Sabia bem que há empregos que vergam a vontade, o espírito, o nosso brilho interior e um corpo inteiro sob o peso das tarefas ou da toxicidade de patrões e colegas. Não faltam exemplos disso na imprensa, mesmo na cor-de-rosa. Mas também sabe que quando não se tem trabalho, o fim derradeiro é a rua, a indigência, a mais pura miséria. No final, a solidão e sabemos que a solidão mata mais rápido do que o cancro. Não estava lá, ainda. Felizmente, ainda havia subsídio e marido e uma família a apoiar. Até quando teria tudo isso era a sua inquietante interrogação. Clementina não se iludia. Matutava apenas. Demasiado tempo sem emprego, sem contribuir para as despesas, sem ter para onde ir todos os dias de manhã e os olhares que em nós se depositam passam a fazer leituras que já não contemplam as nossas capacidades e competências, os nossos conhecimentos e a capacidade para os aplicar. É como se uma bicicleta deixasse de o ser apenas por estar parada. Clementina sabia que tinha de continuar a pedalar, pelo seu bem e pelo da própria bicicleta.

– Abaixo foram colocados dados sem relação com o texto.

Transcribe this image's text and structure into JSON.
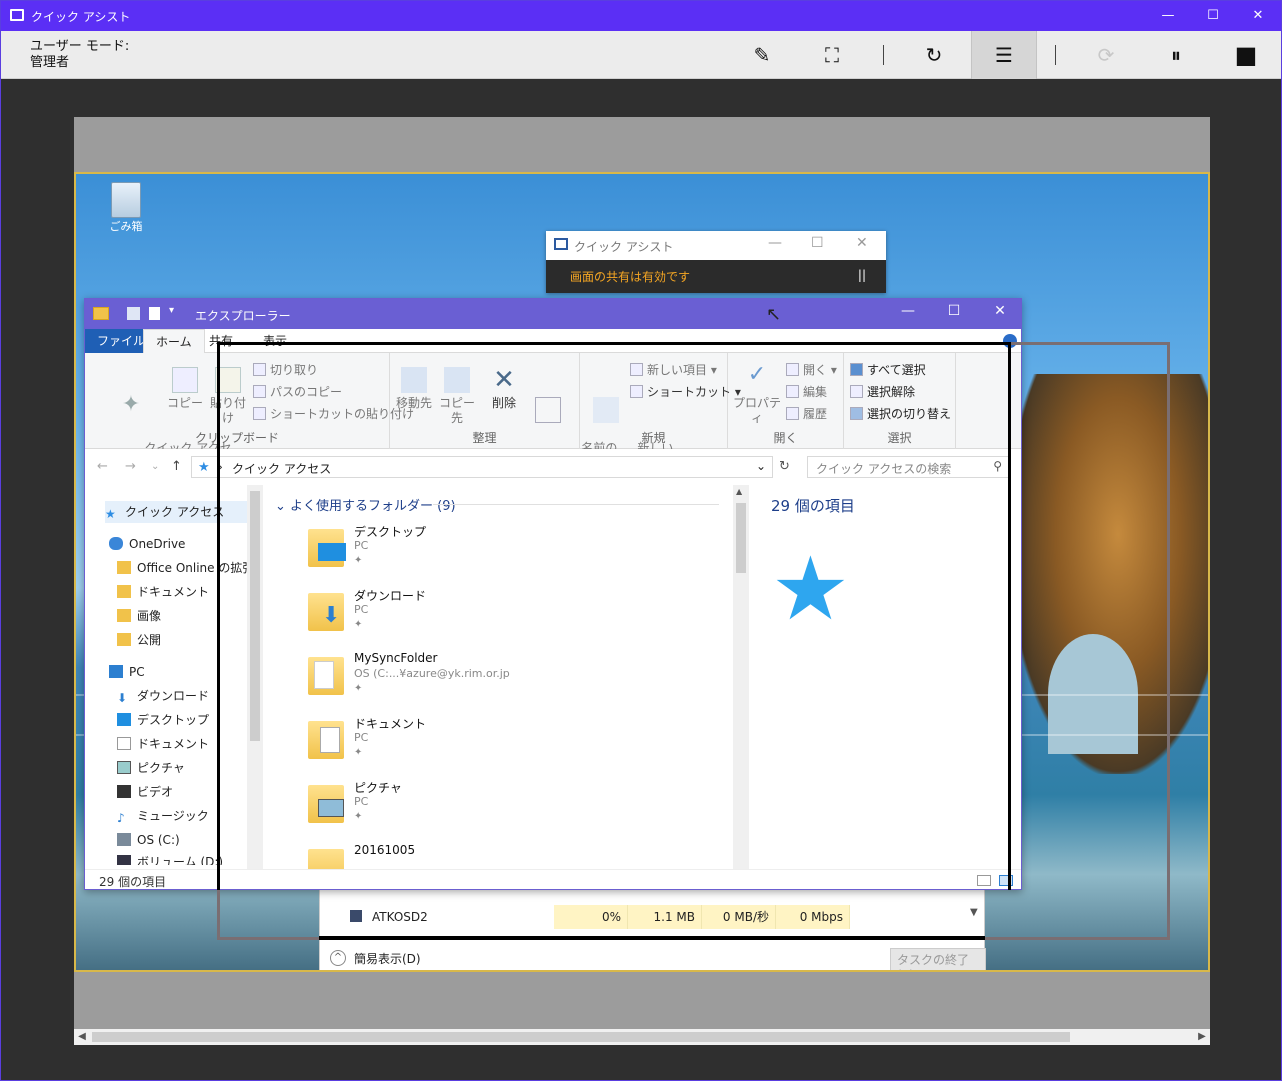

Entretanto… Bom, entretanto era a loucura, a insanidade mental, a bipolaridade. Sentia-se ora inútil, ora boa demais. Era preciso experiência? Ela tinha. Porém, tinha experiência a mais, e o mesmo é dizer que era quase sempre demasiado velha, quando ainda não tinha chegado aos 50 anos. Pediam currículo e referências, pois também estes não lhe faltavam, mas talvez devessem, já que também eram um entrave. Nunca suficientemente boa para os empregos, mesmo quando aquilo que lhe diziam é que era sobrequalificada. O que é que isso quer dizer? Há conhecimento a mais? De que forma, existindo tal coisa, ele pode prejudicar o desempenho de uma função? Há uma quantidade legal de saber adequado para cada tarefa? Saber mais do que o necessário não será sempre melhor do que não saber o que fazer, ou não saber o suficiente? E quando surge um caso não previsto? Um sobressalto? Uma eventualidade não contemplada nos manuais? Não será melhor alguém que saiba pensar e interligar maior número de conhecimentos? Reinventar procedimentos, mudar o necessário para que o novo fosse incorporado ou expulso, ou evitado, conforme a necessidade? Não entendia. Temiam que soubesse mais do que os chefes e lhes quisesse ficar com o lugar? Receavam que puxasse assuntos demasiado intelectuais à hora do café fazendo todos os outros passar por tolos e ignorantes? Desconfiariam já que os seu seios começavam a descair? Perceber-se-ia que as suas carnes já não seriam frescas por baixo da roupa? Como poderiam saber de verdade? E isso importava para o efeito? Não incomodava o marido, único interessado, pelo que, como poderia isso inquietar contratadores?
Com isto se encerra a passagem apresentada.